On 10/5/2015 9:36 AM, Ian Jackson wrote:
In message , Jeff writes

NO, as above, if the ATU is adjusted for a 1:1 match then there is no
power reflected back to the TX.

You are saying the ATU doesn't reflect power back from the TX. If the
match is 1:1 that is true. But you aren't considering the power
reflected from the antenna. The antenna reflects power back to the ATU
and there is nothing in the ATU to prevent that power from being handed
to the transmitter.

The whole function of the ATU is to provide a 1:1 match for the Tx,
when that is the case NO POWER GOES BACK TO THE TX.

Yes the antenna reflects power back towards the ATU, BUT the ATU then
reflects ALL of that power back again towards the antenna and none
into the TX (assuming that the ATU achieved a conjugate match.)


When adjusted for a 1:1 match there are no reflections between the Tx
and ATU, but there are multiple reflections between the ATU and teh
antenna. That is where a lot of power is dissipated in the antenna is a
poor match to the feeder impedance.

No one is talking about the power from the TX being reflected back to
the TX by the ATU.



The reflected wave will start off at the antenna out of phase with the
forward wave, (the actual phase depends on the complex impedance of the
mismatch), what the conjugate match that the ATU provides, when
adjusted
so that there is a 1:1 match and no power reflected power sent to the
Tx,

This doesn't cover the reflected power from the antenna, just the power
from the TX.

NO. It covers the reflected power from the antenna. There is no
reflected power between the ATU and Tx if the match is 1:1.



is a phase shift such that the re-reflected wave from the ATU
towards the antenna is in phase with the original forward wave, so when
it reaches the antenna the portion of that re-reflected wave that is
not
bounced back again down the coax by the mismatch is delivered to the
antenna.

How does that work? There is phase shift in the reflections which may
be compensated for by the ATU, but there is also phase shift in the
cable.

The ATU applies a conjugate match at the end of the cable, the
impedance that it sees, and applies the conjugate of, is the impedance
of the antenna modified by the length of cable.

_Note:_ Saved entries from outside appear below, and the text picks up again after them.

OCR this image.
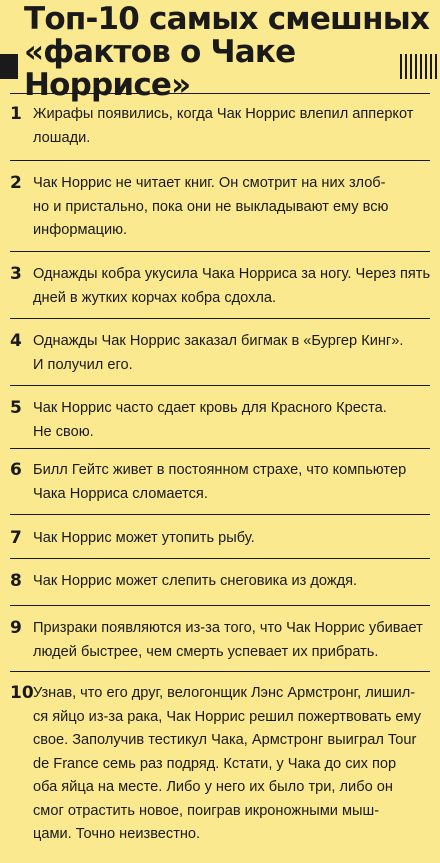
Топ-10 самых смешных
«фактов о Чаке Норрисе»
1 Жирафы появились, когда Чак Норрис влепил апперкот
лошади.
2 Чак Норрис не читает книг. Он смотрит на них злоб-
но и пристально, пока они не выкладывают ему всю
информацию.
3 Однажды кобра укусила Чака Норриса за ногу. Через пять
дней в жутких корчах кобра сдохла.
4 Однажды Чак Норрис заказал бигмак в «Бургер Кинг».
И получил его.
5 Чак Норрис часто сдает кровь для Красного Креста.
Не свою.
6 Билл Гейтс живет в постоянном страхе, что компьютер
Чака Норриса сломается.
7 Чак Норрис может утопить рыбу.
8 Чак Норрис может слепить снеговика из дождя.
9 Призраки появляются из-за того, что Чак Норрис убивает
людей быстрее, чем смерть успевает их прибрать.
10 Узнав, что его друг, велогонщик Лэнс Армстронг, лишил-
ся яйцо из-за рака, Чак Норрис решил пожертвовать ему
свое. Заполучив тестикул Чака, Армстронг выиграл Tour
de France семь раз подряд. Кстати, у Чака до сих пор
оба яйца на месте. Либо у него их было три, либо он
смог отрастить новое, поиграв икроножными мыш-
цами. Точно неизвестно.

It just so happens that the conditions for a 1:1 vswr, and that of a
conjugate match, are that match causes the phase at the antenna end of
the cable to be the same phase as the original forward wave. That is
the physics of a conjugate match.


NO, no power gets back to the tx if the ATU is adjusted for a 1:1
match.
after all that is the definition of a 1:1 match; no reflected power.

You keep saying that the 1:1 match between the TX and the ATU prevents
any power from being sent to the TX which is not true. You are
confusing the power from the TX which is not reflected and the power
reflected from the antenna which passes through the ATU to the TX.


YES IT IS TRUE. I am not confusing anything.


Is anyone going to tell me that all this has to add up to a reflected
signal arriving *in phase* with the incident signal?


YES.

I may have to look at the math for this. How does the ATU reflect all
the power from the antenna back to the antenna? I thought only an open
or a short can reflect all the power.


Please look it up, do some experiments yourself. Try some simulations
in Spice or similar. You will find that I am correct.

While I've being saying "Let's ignore the losses in the ATU", presumably
you can assign a loss to it, and the reflected signal will suffer this
loss each time it bounces off the ATU output. If so, the loss can be
treated in the same way as the loss in the coax. In fact as 15' of
decent coax will only have (say) 0.5dB matched loss on 14MHz, the
summation of the 'return and go' ATU losses (say 2dB each time?) could
be more significant than the 1dB each time the signal traverses the coax.

I don't mind treating the cable and ATU as "ideal". I'd like to
understand how you can turn one knob and get a match to the transmitter
*and* a perfect reflection *with* phase matching to the cable. It seems
to me there are three variables you need to tune for and if such a
circuit is possible will require more than one knob.

--

Rick